In the United States, NDAs are governed by state contract law alongside federal statutes such as the Defend Trade Secrets Act (DTSA). A well-drafted NDA clearly defines what counts as confidential information, how long the obligation lasts, and what remedies are available if the agreement is breached.
Doxuno's NDA template includes all core clauses required for US enforceability, plus expert sections for stronger protection in complex business situations.
No legal background needed. Doxuno's template walks you through every section in a few minutes.
While this template is designed to be valid across all US states, there are several legal considerations worth understanding before you sign, particularly if parties are based in specific states.

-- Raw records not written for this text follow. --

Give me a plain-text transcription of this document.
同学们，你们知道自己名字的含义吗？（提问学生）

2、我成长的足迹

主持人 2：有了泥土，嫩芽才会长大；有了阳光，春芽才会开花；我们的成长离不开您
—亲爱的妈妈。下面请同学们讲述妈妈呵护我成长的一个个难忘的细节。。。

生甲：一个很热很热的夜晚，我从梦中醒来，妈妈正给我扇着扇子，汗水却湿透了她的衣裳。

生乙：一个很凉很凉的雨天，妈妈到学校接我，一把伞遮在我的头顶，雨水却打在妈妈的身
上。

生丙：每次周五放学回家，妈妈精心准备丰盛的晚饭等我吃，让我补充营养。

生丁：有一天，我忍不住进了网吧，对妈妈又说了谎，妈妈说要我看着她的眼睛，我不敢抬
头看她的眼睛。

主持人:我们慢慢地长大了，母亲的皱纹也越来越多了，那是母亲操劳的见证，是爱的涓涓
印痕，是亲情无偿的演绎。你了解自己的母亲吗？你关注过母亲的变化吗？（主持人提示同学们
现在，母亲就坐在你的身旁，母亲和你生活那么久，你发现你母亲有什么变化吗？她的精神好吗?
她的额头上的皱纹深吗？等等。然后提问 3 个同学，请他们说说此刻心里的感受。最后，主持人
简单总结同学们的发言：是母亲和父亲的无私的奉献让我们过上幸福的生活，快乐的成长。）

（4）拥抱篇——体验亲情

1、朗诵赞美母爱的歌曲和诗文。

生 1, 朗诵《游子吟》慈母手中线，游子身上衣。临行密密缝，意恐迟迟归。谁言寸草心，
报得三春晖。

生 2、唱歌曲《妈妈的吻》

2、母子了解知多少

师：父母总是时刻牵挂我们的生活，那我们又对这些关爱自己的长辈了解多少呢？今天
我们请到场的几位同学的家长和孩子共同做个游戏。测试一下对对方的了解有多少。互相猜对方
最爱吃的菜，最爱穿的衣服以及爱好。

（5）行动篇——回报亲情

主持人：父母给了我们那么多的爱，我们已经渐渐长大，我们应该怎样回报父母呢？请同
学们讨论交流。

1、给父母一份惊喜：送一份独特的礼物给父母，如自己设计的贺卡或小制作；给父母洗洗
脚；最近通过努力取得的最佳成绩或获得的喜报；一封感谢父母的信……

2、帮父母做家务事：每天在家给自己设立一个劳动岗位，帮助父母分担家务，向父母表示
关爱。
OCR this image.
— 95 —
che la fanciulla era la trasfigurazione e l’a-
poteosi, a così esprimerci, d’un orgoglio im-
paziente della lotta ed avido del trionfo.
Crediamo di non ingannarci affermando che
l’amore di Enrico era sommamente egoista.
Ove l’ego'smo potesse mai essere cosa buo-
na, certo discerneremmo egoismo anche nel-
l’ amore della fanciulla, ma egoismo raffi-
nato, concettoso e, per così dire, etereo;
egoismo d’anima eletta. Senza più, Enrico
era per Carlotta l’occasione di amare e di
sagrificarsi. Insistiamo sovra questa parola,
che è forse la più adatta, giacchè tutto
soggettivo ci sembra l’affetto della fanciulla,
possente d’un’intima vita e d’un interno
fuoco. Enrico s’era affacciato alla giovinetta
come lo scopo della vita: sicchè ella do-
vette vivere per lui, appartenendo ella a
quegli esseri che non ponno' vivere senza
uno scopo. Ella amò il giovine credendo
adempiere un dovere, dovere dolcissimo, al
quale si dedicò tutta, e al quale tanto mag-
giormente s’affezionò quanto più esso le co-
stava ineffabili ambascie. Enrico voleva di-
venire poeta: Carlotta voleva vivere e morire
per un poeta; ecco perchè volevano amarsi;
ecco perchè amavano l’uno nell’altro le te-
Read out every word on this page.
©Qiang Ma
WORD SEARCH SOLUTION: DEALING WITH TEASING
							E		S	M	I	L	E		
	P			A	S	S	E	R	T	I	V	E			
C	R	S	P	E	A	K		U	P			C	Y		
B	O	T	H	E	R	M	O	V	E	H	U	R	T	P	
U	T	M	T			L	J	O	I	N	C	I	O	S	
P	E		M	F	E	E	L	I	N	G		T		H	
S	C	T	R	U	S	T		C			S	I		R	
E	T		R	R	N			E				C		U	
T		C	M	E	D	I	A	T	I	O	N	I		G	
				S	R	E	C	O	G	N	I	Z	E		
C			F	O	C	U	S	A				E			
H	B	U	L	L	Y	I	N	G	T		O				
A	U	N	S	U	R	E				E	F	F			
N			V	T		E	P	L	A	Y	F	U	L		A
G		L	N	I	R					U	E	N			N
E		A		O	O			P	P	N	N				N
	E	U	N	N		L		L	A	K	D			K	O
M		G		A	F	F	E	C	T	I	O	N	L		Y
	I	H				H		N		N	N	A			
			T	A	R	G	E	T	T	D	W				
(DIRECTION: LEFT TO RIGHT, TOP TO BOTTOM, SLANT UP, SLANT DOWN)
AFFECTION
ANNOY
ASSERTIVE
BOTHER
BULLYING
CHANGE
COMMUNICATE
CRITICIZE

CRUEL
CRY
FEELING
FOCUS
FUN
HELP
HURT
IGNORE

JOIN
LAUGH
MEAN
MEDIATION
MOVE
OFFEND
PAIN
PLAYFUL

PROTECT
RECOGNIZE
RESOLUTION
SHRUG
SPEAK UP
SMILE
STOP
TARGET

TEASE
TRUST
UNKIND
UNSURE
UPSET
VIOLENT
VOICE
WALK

Important: This template is provided for informational purposes and does not constitute legal advice. For high-stakes transactions, complex employment situations, or if you are unsure about your state's specific requirements, consult a licensed attorney in your jurisdiction.
Reviewed by legal professionals. The content on this page and the template clauses have been reviewed by licensed attorneys in the United States to ensure accuracy and legal soundness for standard business confidentiality situations.
NDAs protecting genuine business information are enforceable in California. However, California does not enforce non-compete clauses, and employee NDAs face additional restrictions under California Labor Code Section 925 and related statutes. If one party is based in California, pay close attention to the governing law clause and avoid including non-compete language in the NDA.
The DTSA (18 U.S.C. § 1836) is a federal law that gives trade secret owners a private right of action in federal court. For the DTSA's attorney's fee and exemplary damages provisions to apply, the NDA must include a specific whistleblower immunity notice. This template includes that notice as an optional expert clause.
Courts in some states have refused to enforce NDAs with no defined end date for general confidential information, finding them overly broad. Best practice is to set a fixed term (one to five years) for general information while including a separate trade secret carve-out that extends the obligation indefinitely for actual trade secrets.
Delaware is a common choice for the governing law in business NDAs because Delaware courts have extensive experience with commercial contracts and generally enforce well-drafted confidentiality agreements predictably. Many US corporations are incorporated in Delaware for this reason.